Edifício infraestrutural, Rio de Janeiro, 1929. Arquiteto Le Corbusier
Fundação Le Corbusier [SEGRE, Roberto. "Ministério da Educação e Saúde", Romano Guerra, 2013]


Adalberto da Silva Retto Jr: No início do século 20 temos uma intensa circulação de ideias, modelos e profissionais, do mesmo modo, a partir dos anos 1980, afirma-se outro fluxo de arquitetos e urbanistas que trabalharam como consultores, tomando como referência cidades como Barcelona, entre outras. Do ponto de vista profissional, do Urbanismo Moderno ao Planejamento Estratégico, o que foi alterado?
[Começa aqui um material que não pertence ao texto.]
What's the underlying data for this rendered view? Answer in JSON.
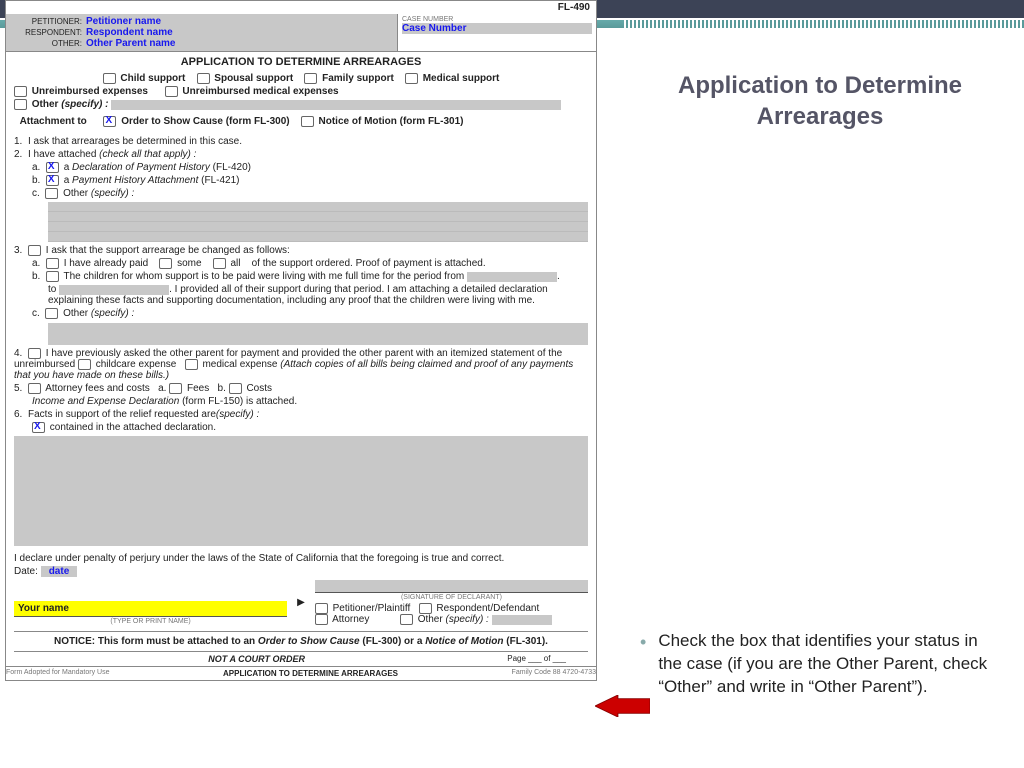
{
  "formCode": "FL-490",
  "hdr": {
    "pet": "PETITIONER:",
    "petV": "Petitioner name",
    "res": "RESPONDENT:",
    "resV": "Respondent name",
    "oth": "OTHER:",
    "othV": "Other Parent name",
    "caseLbl": "CASE NUMBER",
    "caseV": "Case Number"
  },
  "title": "APPLICATION TO DETERMINE ARREARAGES",
  "support": {
    "child": "Child support",
    "spousal": "Spousal support",
    "family": "Family support",
    "medical": "Medical support"
  },
  "exp": {
    "unreimb": "Unreimbursed expenses",
    "med": "Unreimbursed medical expenses",
    "other": "Other",
    "spec": "(specify) :"
  },
  "att": {
    "lbl": "Attachment to",
    "osc": "Order to Show Cause (form FL-300)",
    "nom": "Notice of Motion (form FL-301)"
  },
  "q1": "I ask that arrearages be determined in this case.",
  "q2": {
    "head": "I have attached",
    "hint": "(check all that apply) :",
    "a": "a",
    "aT": "Declaration of Payment History",
    "aF": " (FL-420)",
    "b": "a",
    "bT": "Payment History Attachment",
    "bF": " (FL-421)",
    "c": "Other",
    "cS": "(specify) :"
  },
  "q3": {
    "head": "I ask that the support arrearage be changed as follows:",
    "a": "I have already paid",
    "some": "some",
    "all": "all",
    "aEnd": "of the support ordered. Proof of payment is attached.",
    "b1": "The children for whom support is to be paid were living with me full time for the period from",
    "b2": "to",
    "b3": ".  I provided all of their support during that period. I am attaching a detailed declaration explaining these facts and supporting documentation, including any proof that the children were living with me.",
    "c": "Other",
    "cS": "(specify) :"
  },
  "q4": {
    "a": "I have previously asked the other parent for payment and provided the other parent with an itemized statement of the unreimbursed",
    "cc": "childcare expense",
    "me": "medical expense",
    "b": "(Attach copies of all bills being claimed and proof of any payments that you have made on these bills.)"
  },
  "q5": {
    "a": "Attorney fees and costs",
    "fees": "Fees",
    "costs": "Costs",
    "b": "Income and Expense Declaration",
    "c": " (form FL-150) is attached."
  },
  "q6": {
    "a": "Facts in support of the relief requested are",
    "s": "(specify) :",
    "b": "contained in the attached declaration."
  },
  "decl": "I declare under penalty of perjury under the laws of the State of California that the foregoing is true and correct.",
  "date": {
    "lbl": "Date:",
    "v": "date"
  },
  "name": "Your name",
  "sig": {
    "type": "(TYPE OR PRINT NAME)",
    "sig": "(SIGNATURE OF DECLARANT)"
  },
  "role": {
    "pp": "Petitioner/Plaintiff",
    "rd": "Respondent/Defendant",
    "att": "Attorney",
    "oth": "Other",
    "spec": "(specify) :"
  },
  "notice": {
    "a": "NOTICE:  This form must be attached to an ",
    "b": "Order to Show Cause",
    "c": " (FL-300) or a ",
    "d": "Notice of Motion",
    "e": " (FL-301)."
  },
  "nco": "NOT A COURT ORDER",
  "foot": "APPLICATION TO DETERMINE ARREARAGES",
  "page": "Page",
  "of": "of",
  "tiny1": "Form Adopted for Mandatory Use",
  "tiny2": "Family Code 88 4720-4733",
  "rtitle": "Application to Determine Arrearages",
  "bullet": "Check the box that identifies your status in the case  (if you are the Other Parent, check “Other” and write in “Other Parent”)."
}
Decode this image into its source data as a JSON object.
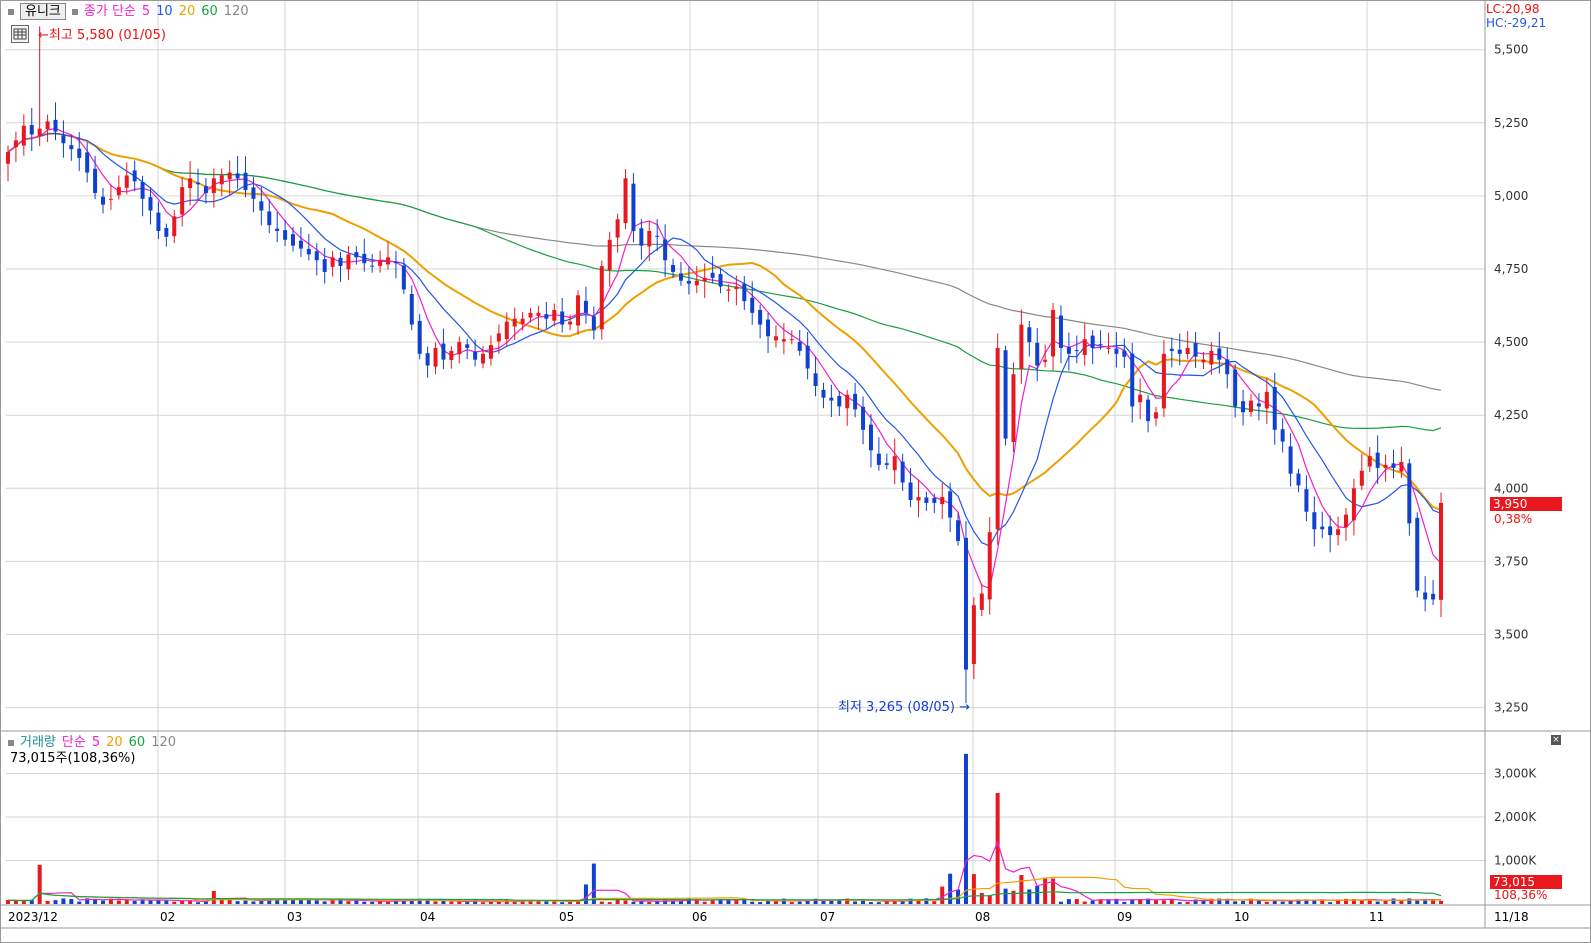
{
  "price_legend": {
    "title": "유니크",
    "ma_label": "종가 단순",
    "periods": [
      "5",
      "10",
      "20",
      "60",
      "120"
    ],
    "colors": {
      "5": "#ee22cc",
      "10": "#2255ee",
      "20": "#eea000",
      "60": "#18a040",
      "120": "#888888"
    }
  },
  "volume_legend": {
    "title": "거래량",
    "ma_label": "단순",
    "periods": [
      "5",
      "20",
      "60",
      "120"
    ],
    "current": "73,015주(108,36%)"
  },
  "top_right": {
    "lc": "LC:20,98",
    "hc": "HC:-29,21"
  },
  "price_box": {
    "value": "3,950",
    "change": "0,38%"
  },
  "volume_box": {
    "value": "73,015",
    "change": "108,36%"
  },
  "annotations": {
    "high": "최고 5,580 (01/05)",
    "low": "최저 3,265 (08/05)"
  },
  "colors": {
    "up": "#e8181e",
    "down": "#1040d0",
    "grid": "#d6d6d6"
  },
  "chart_data": [
    {
      "type": "candlestick",
      "title": "유니크",
      "y_ticks": [
        "5,500",
        "5,250",
        "5,000",
        "4,750",
        "4,500",
        "4,250",
        "4,000",
        "3,750",
        "3,500",
        "3,250"
      ],
      "y_tick_values": [
        5500,
        5250,
        5000,
        4750,
        4500,
        4250,
        4000,
        3750,
        3500,
        3250
      ],
      "ylim": [
        3170,
        5670
      ],
      "x_ticks": [
        "2023/12",
        "02",
        "03",
        "04",
        "05",
        "06",
        "07",
        "08",
        "09",
        "10",
        "11",
        "11/18"
      ],
      "last_close": 3950,
      "high": {
        "value": 5580,
        "date": "01/05"
      },
      "low": {
        "value": 3265,
        "date": "08/05"
      },
      "close_series": [
        5150,
        5190,
        5240,
        5210,
        5230,
        5255,
        5220,
        5180,
        5160,
        5130,
        5080,
        5010,
        4970,
        4990,
        5030,
        5070,
        5050,
        4990,
        4950,
        4880,
        4860,
        4930,
        5030,
        5060,
        5040,
        5010,
        5060,
        5070,
        5080,
        5060,
        5020,
        4990,
        4950,
        4900,
        4880,
        4850,
        4830,
        4820,
        4800,
        4780,
        4740,
        4790,
        4760,
        4800,
        4790,
        4770,
        4760,
        4780,
        4790,
        4770,
        4680,
        4560,
        4460,
        4420,
        4480,
        4440,
        4470,
        4500,
        4480,
        4440,
        4460,
        4490,
        4530,
        4570,
        4580,
        4580,
        4600,
        4600,
        4580,
        4610,
        4560,
        4570,
        4660,
        4600,
        4540,
        4760,
        4850,
        4920,
        5060,
        4880,
        4830,
        4880,
        4860,
        4780,
        4740,
        4710,
        4700,
        4710,
        4720,
        4720,
        4690,
        4680,
        4690,
        4640,
        4600,
        4560,
        4520,
        4520,
        4510,
        4510,
        4470,
        4410,
        4350,
        4310,
        4300,
        4280,
        4320,
        4270,
        4200,
        4130,
        4080,
        4080,
        4110,
        4020,
        3960,
        3970,
        3950,
        3950,
        3970,
        3900,
        3820,
        3380,
        3600,
        3640,
        3850,
        4480,
        4170,
        4390,
        4560,
        4500,
        4420,
        4440,
        4610,
        4480,
        4460,
        4470,
        4510,
        4480,
        4490,
        4480,
        4460,
        4450,
        4280,
        4320,
        4230,
        4260,
        4460,
        4470,
        4460,
        4480,
        4450,
        4440,
        4470,
        4440,
        4390,
        4280,
        4260,
        4300,
        4280,
        4330,
        4200,
        4160,
        4050,
        4010,
        3920,
        3860,
        3860,
        3840,
        3860,
        3910,
        4000,
        4060,
        4110,
        4070,
        4080,
        4070,
        4090,
        3880,
        3650,
        3620,
        3620,
        3950
      ],
      "volume_ticks": [
        "3,000K",
        "2,000K",
        "1,000K"
      ],
      "volume_tick_values": [
        3000,
        2000,
        1000
      ],
      "volume_ylim": [
        0,
        3700
      ],
      "volume_spikes": [
        {
          "index": 4,
          "value": 900
        },
        {
          "index": 26,
          "value": 300
        },
        {
          "index": 73,
          "value": 450
        },
        {
          "index": 74,
          "value": 930
        },
        {
          "index": 121,
          "value": 3450
        },
        {
          "index": 125,
          "value": 2550
        }
      ],
      "last_volume": 73.015
    }
  ]
}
Otilia Arantes: Acho que não podemos generalizar o que ocorreu especificamente com Le Corbusier, a partir dos anos 1920, chamado por vários governos para realizar projetos arquitetônicos ou urbanísticos, ou mesmo assessorar arquitetos locais, como foi o caso, no Brasil, na década de 1930. Arquiteto de projeção internacional, com muitos textos-manifestos publicados e figura de proa dos CIAMs, teve, realmente, um papel muito importante na difusão da arquitetura moderna, tendo sido um dos autores da plataforma da cidade funcional (ou das suas versões, sendo a mais difundida a de 1933). Além disto, a política de tabula rasa que propunha e de modelos urbanos padronizados (como no Plan Voisin) só podiam ser cogitados por governos fortes, em geral do terceiro mundo, por assim dizer predispostas a correr os riscos de tais intervenções drásticas, ou, em pleno auge de expansão capitalista, como os Estados Unidos. Poucos deles aliás executados, mas que deixaram discípulos pelo caminho – a nossa AM certamente não teria sido o que foi se não fossem as passagens do arquiteto franco-suíço por aqui. De outro lado, é preciso pensar nas lições dos mestres da Bauhaus. Muitos deles, e a própria escola, com a ascensão do nazismo, acabaram migrando para os Estados Unidos. Ali construíram e deixaram um padrão de arquitetura que logo se tornaria o chamado Estilo Internacional, mais adiante exportado por seus anfitriões como se fosse expressão americana genuína, sendo o exemplo máximo Mies Van der Rohe, não por acaso com o famoso Seagram’s. Foi quando a arquitetura de aço e vidro passou a dominar os grandes centros empresarias mundo afora. No que tange o urbanismo, intervenções a la Robert Moses, também fizeram escola –, mas aí, a responsabilidade não será mais tão diretamente dos mestres ou das lições dos CIAMs. Dos anos 1920 aos 1950 tivemos um período indiscutivelmente dominado, no plano das ideias arquitetônicas e urbanísticas, pelos Modernos. Creio ser desnecessário recapitular a pauta de uma arquitetura que se pretendia maximamente racional e cujo ideal construtivo estava totalmente sintonizado com o seu tempo – o de uma utopia técnica do trabalho, e que, uma vez destroçada, foi dando lugar a um formalismo extremado que logo se exauriu, sendo substituído por outras expectativas mais adequadas às novas formas de produção capitalista do espaço, na origem de novas concepções de arquitetura e de urbanismo.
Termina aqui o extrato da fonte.